“I do understand photography as a medium capable of illuminating the deepest corners of human experience and providing a mirror for society to examine itself.”
Marc Hors is a documentary photographer and storyteller. His artistic approach is one of capturing the social and cultural nuances of individuals, friendships, and families within the collective situations they inhabit. His images serve as an invitation to peer into private and intimate worlds that have been made all the more complex due to the socio/political/economic contexts that shape them. It is in this manner that Hor’s gently crafts his portraits so as to spark curiosity and critical thinking with regards to environmental and human rights issues, and social change. He shows human beings in human-made situations, in all their splendor, nuance, hardship, and terrible beauty, making neither an attempt to shock or minimize but forging a window through which the viewer can glimpse, and possibly discover, the felt existence of the being within the image.
Marc grew up in Barcelona, Spain, living since then in many different places worldwide, working from the different projects he has taking part in. Marc works between Barcelona and New Haven, CT, from where he coordinates exhibitions, presentations, and projects under assignment.
Marc studied photography and darkroom technics at the Institute of Photographic Studies of Catalonia, in Barcelona.
In 2007, Marc embarked on a 5-year photographic project in search of natural, social and cultural values that characterize the countries of the American continent. As a way of transportation but also as a multicultural passport he chooses the bicycle. Stating in Alaska, he ended in Puerto Williams, the Chilean Antarctic after 5 years, 20.000 miles, and 14 countries.
Indira Urrutia, Marc’s wife, from La Calera, Chile, joined the project in San Francisco, CA. Together displayed the project over 300 times along the journey in schools, cultural centers and universities to promote solidarity, equity, participation and respect among cultures by linking what they learned from human behaviors, beliefs, traditions with environmental and human rights issues.
Upon returning to the SF Bay Area, Marc and Indira became deeply troubled by the images of refugees floating on overcrowded boats trying to escape the war in the Middle East.
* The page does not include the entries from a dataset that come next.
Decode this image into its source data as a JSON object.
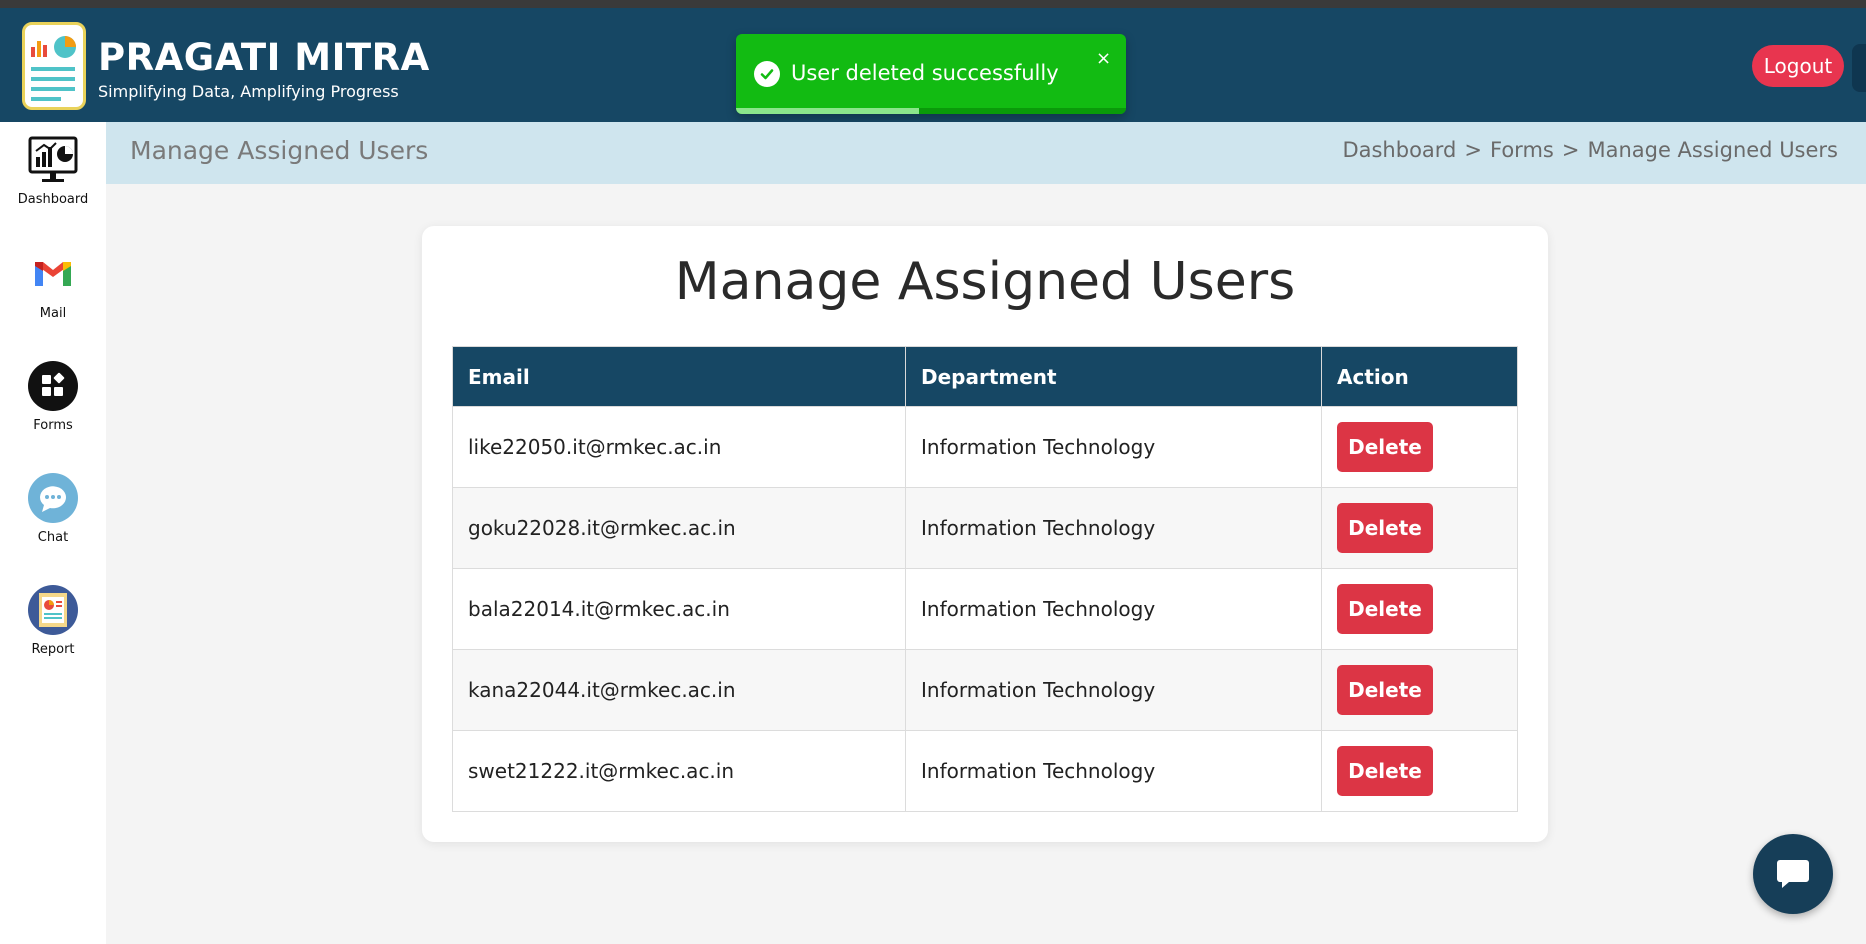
{
  "header": {
    "brand_title": "PRAGATI MITRA",
    "brand_subtitle": "Simplifying Data, Amplifying Progress",
    "logout_label": "Logout"
  },
  "toast": {
    "message": "User deleted successfully",
    "close_glyph": "×",
    "progress_fraction": 0.47,
    "color": "#12bb12"
  },
  "sidebar": {
    "items": [
      {
        "label": "Dashboard",
        "icon": "dashboard-monitor-icon"
      },
      {
        "label": "Mail",
        "icon": "gmail-icon"
      },
      {
        "label": "Forms",
        "icon": "forms-icon"
      },
      {
        "label": "Chat",
        "icon": "chat-bubble-icon"
      },
      {
        "label": "Report",
        "icon": "report-icon"
      }
    ]
  },
  "subheader": {
    "title": "Manage Assigned Users",
    "breadcrumb": [
      "Dashboard",
      "Forms",
      "Manage Assigned Users"
    ],
    "separator": ">"
  },
  "main": {
    "title": "Manage Assigned Users",
    "table": {
      "headers": [
        "Email",
        "Department",
        "Action"
      ],
      "rows": [
        {
          "email": "like22050.it@rmkec.ac.in",
          "department": "Information Technology",
          "action": "Delete"
        },
        {
          "email": "goku22028.it@rmkec.ac.in",
          "department": "Information Technology",
          "action": "Delete"
        },
        {
          "email": "bala22014.it@rmkec.ac.in",
          "department": "Information Technology",
          "action": "Delete"
        },
        {
          "email": "kana22044.it@rmkec.ac.in",
          "department": "Information Technology",
          "action": "Delete"
        },
        {
          "email": "swet21222.it@rmkec.ac.in",
          "department": "Information Technology",
          "action": "Delete"
        }
      ]
    }
  },
  "colors": {
    "header_bg": "#164764",
    "delete_button": "#dc3545",
    "logout_button": "#e8354f",
    "subheader_bg": "#cfe5ee"
  }
}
As with their experiences among refugees and forced migrants in Latin America, they continued on their path to link humanity through direct participation and through photography, to be able to engage people from different continents and bring awareness to each other’s realities.
They decided to volunteer in Athens, Greece and help the refugees from Syria, Afghanistan, and Iraq in any way that they could. Marc also hoped that in visually capturing the experiences of the people that are in the grips of this crisis, he would be able to bring to light the common humanity of people seeking a world of peace.
“I realized that images as well as being able to tell the story of each person is crucial in helping others see ourselves in each other. I called the project ‘We Are All Refugees’ because we are all responsible to varying degrees for what is happening in this world, and refugees, like us, have the same basic human needs, like living in a safe home, acces to public health, open education and acces to a decent employment. In fewer words, to live with dignity. Since the beginning of mankind, our common ancestors walked through mountains, prairies and crossed raging rivers seeking a better life. It seems like today’s humanity has forgotten this”.